Quota 104 e quota 41. Potrebbero essere queste le novità che anticiperanno la vera e propria riforma delle pensioni che sarà attuata dal prossimo Governo.

Queste misure, Quota 41 e Quota 104 nel 2023, dovrebbero accompagnare la proroga di Opzione donna e dell’Ape sociale che con molta probabilità troverà posto nella prossima legge di bilancio.

Introdurre quota 104 e quota 41 comporta però delle rinunce, nel senso che il nuovo Governo dovrà trovare i fondi necessari per coprire le due novità, ciò potrebbe andare a discapito di misure di sostegno attualmente in essere, quale ad esempio il reddito di cittadinanza.

Quota 104 e quota 41

A fine anno quota 102 non sarà rinnovata.
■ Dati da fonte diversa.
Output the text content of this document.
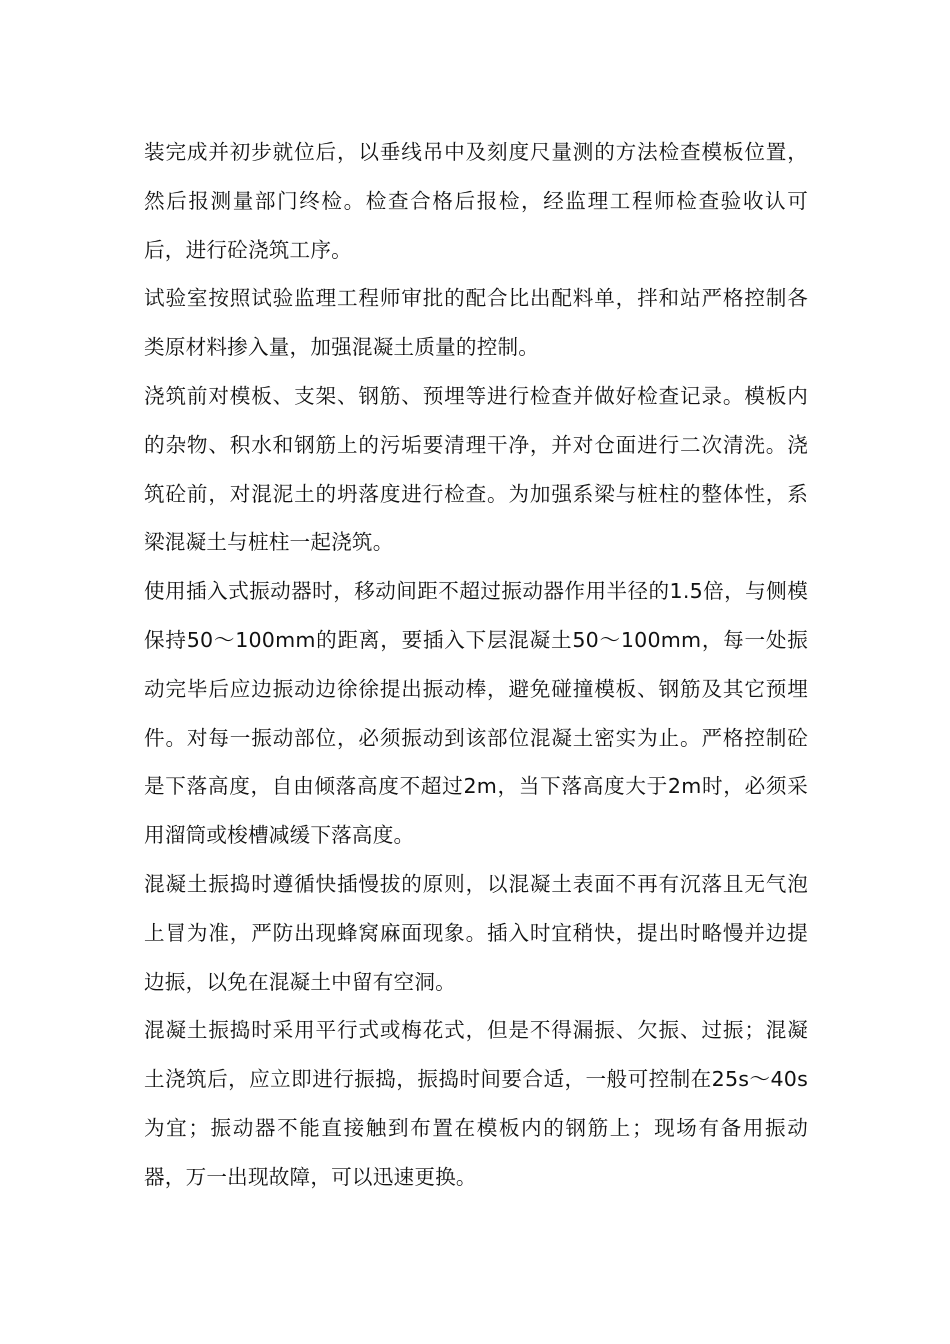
装完成并初步就位后，以垂线吊中及刻度尺量测的方法检查模板位置，然后报测量部门终检。检查合格后报检，经监理工程师检查验收认可后，进行砼浇筑工序。

试验室按照试验监理工程师审批的配合比出配料单，拌和站严格控制各类原材料掺入量，加强混凝土质量的控制。

浇筑前对模板、支架、钢筋、预埋等进行检查并做好检查记录。模板内的杂物、积水和钢筋上的污垢要清理干净，并对仓面进行二次清洗。浇筑砼前，对混泥土的坍落度进行检查。为加强系梁与桩柱的整体性，系梁混凝土与桩柱一起浇筑。

使用插入式振动器时，移动间距不超过振动器作用半径的1.5倍，与侧模保持50～100mm的距离，要插入下层混凝土50～100mm，每一处振动完毕后应边振动边徐徐提出振动棒，避免碰撞模板、钢筋及其它预埋件。对每一振动部位，必须振动到该部位混凝土密实为止。严格控制砼是下落高度，自由倾落高度不超过2m，当下落高度大于2m时，必须采用溜筒或梭槽减缓下落高度。

混凝土振捣时遵循快插慢拔的原则，以混凝土表面不再有沉落且无气泡上冒为准，严防出现蜂窝麻面现象。插入时宜稍快，提出时略慢并边提边振，以免在混凝土中留有空洞。

混凝土振捣时采用平行式或梅花式，但是不得漏振、欠振、过振；混凝土浇筑后，应立即进行振捣，振捣时间要合适，一般可控制在25s～40s为宜；振动器不能直接触到布置在模板内的钢筋上；现场有备用振动器，万一出现故障，可以迅速更换。
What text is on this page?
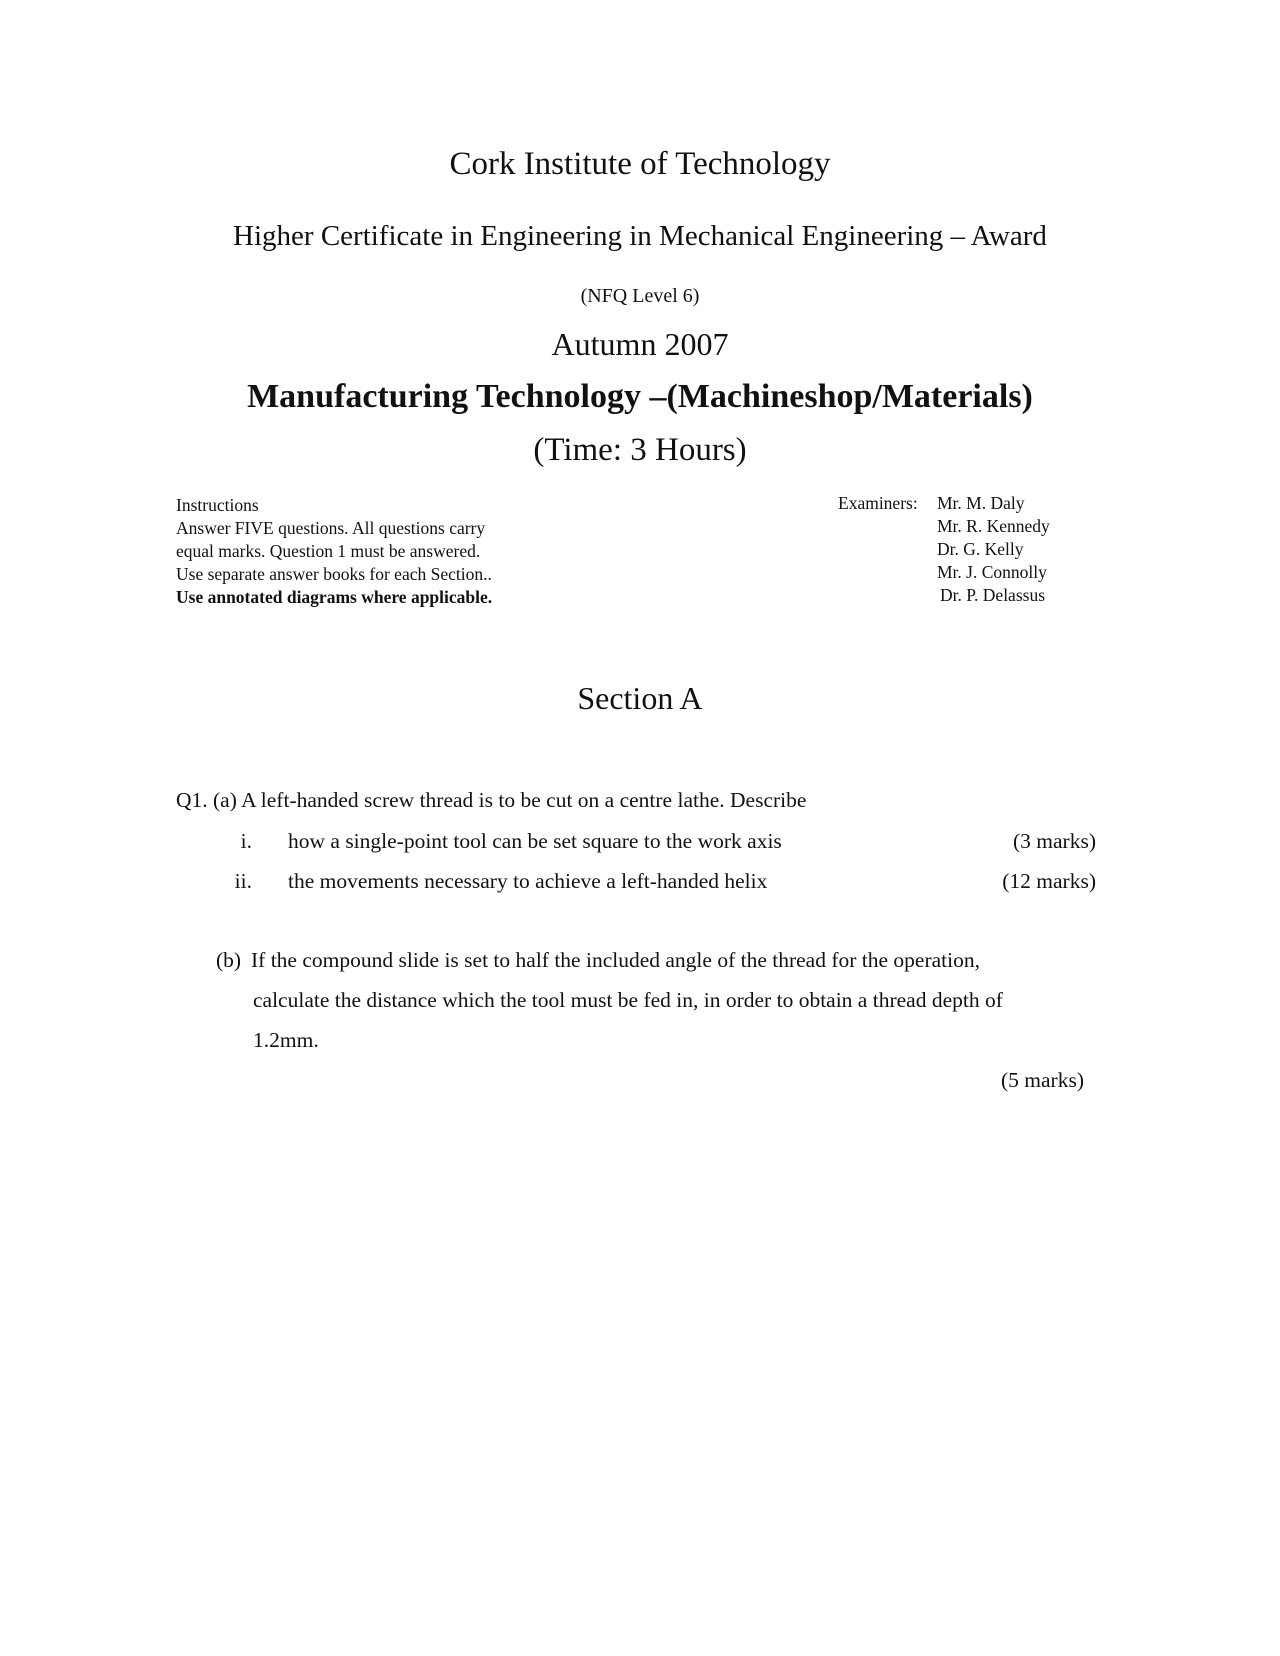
Cork Institute of Technology
Higher Certificate in Engineering in Mechanical Engineering – Award
(NFQ Level 6)
Autumn 2007
Manufacturing Technology –(Machineshop/Materials)
(Time: 3 Hours)
Instructions
Answer FIVE questions. All questions carry
equal marks. Question 1 must be answered.
Use separate answer books for each Section..
Use annotated diagrams where applicable.
Examiners: Mr. M. Daly
Mr. R. Kennedy
Dr. G. Kelly
Mr. J. Connolly
Dr. P. Delassus
Section A
Q1. (a) A left-handed screw thread is to be cut on a centre lathe. Describe
i. how a single-point tool can be set square to the work axis	(3 marks)
ii. the movements necessary to achieve a left-handed helix	(12 marks)
(b) If the compound slide is set to half the included angle of the thread for the operation,
calculate the distance which the tool must be fed in, in order to obtain a thread depth of
1.2mm.
(5 marks)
Al suo posto potrebbe essere introdotta quota 104. In poche parole, il giusto equilibrio tra requisiti anagrafici e contributivi per andare in pensione, dovrebbe essere raggiunto con un’eta tra 65-66 anni e un’anzianità contributiva di 38-39 anni.

L’altra novità dovrebbe essere l’estensione di quota 41.

Attualmente quota 41 è riservata ai lavoratori precoci ossia:

  • in possesso di anzianità contributiva al 31 dicembre 1995,
  • che possono far valere 12 mesi di contribuzione effettiva antecedente al 19° anno di età e
  • che perfezionano, entro il 31 dicembre 2026, 41 anni di contribuzione (Fonte portale INPS).

Per accedere a quota 41 è necessario trovarsi in precise condizioni, quale ad esempio: uno stato di disoccupazione a seguito di cessazione del rapporto di lavoro per licenziamento, anche collettivo, dimissioni per giusta causa o risoluzione consensuale nell’ambito della procedura di cui all’articolo 7, legge 15 luglio 1966, n. 604 e conclusione integrale della prestazione per la disoccupazione da almeno tre mesi.

Anche i lavoratori che svolgono mansioni particolarmente gravose possono accedere a tale canale di pensionamento anticipato.

Quali conseguenze se passano quota 104 e quota 41?

E’ chiaro che introdurre quota 104 ed estendere quota 41 comporterebbe l’impiego di ingenti risorse economiche.

Come detto in premessa, il nuovo Governo dovrà trovare i fondi necessari per coprire le due novità, ciò potrebbe andare a discapito di misure di sostegno attualmente in essere, quale ad esempio il reddito di cittadinanza.

Infatti, secondo l’INPS solo quota 41 costerebbe allo Stato circa 18 miliardi di euro.

Da qui, per reperire i fondi necessari, si dovrebbe intervenire sul reddito di cittadinanza, eliminandolo. Queste però sono solo delle supposizioni, il cui verificarsi dipenderà molto da chi andrà a Governo, dopo la formazione del parlamento, con le prossime elezioni del 25 settembre.

A ogni modo, tutte le forze politiche hanno promesso che il ritorno alla Legge Fornero sarà scongiurato.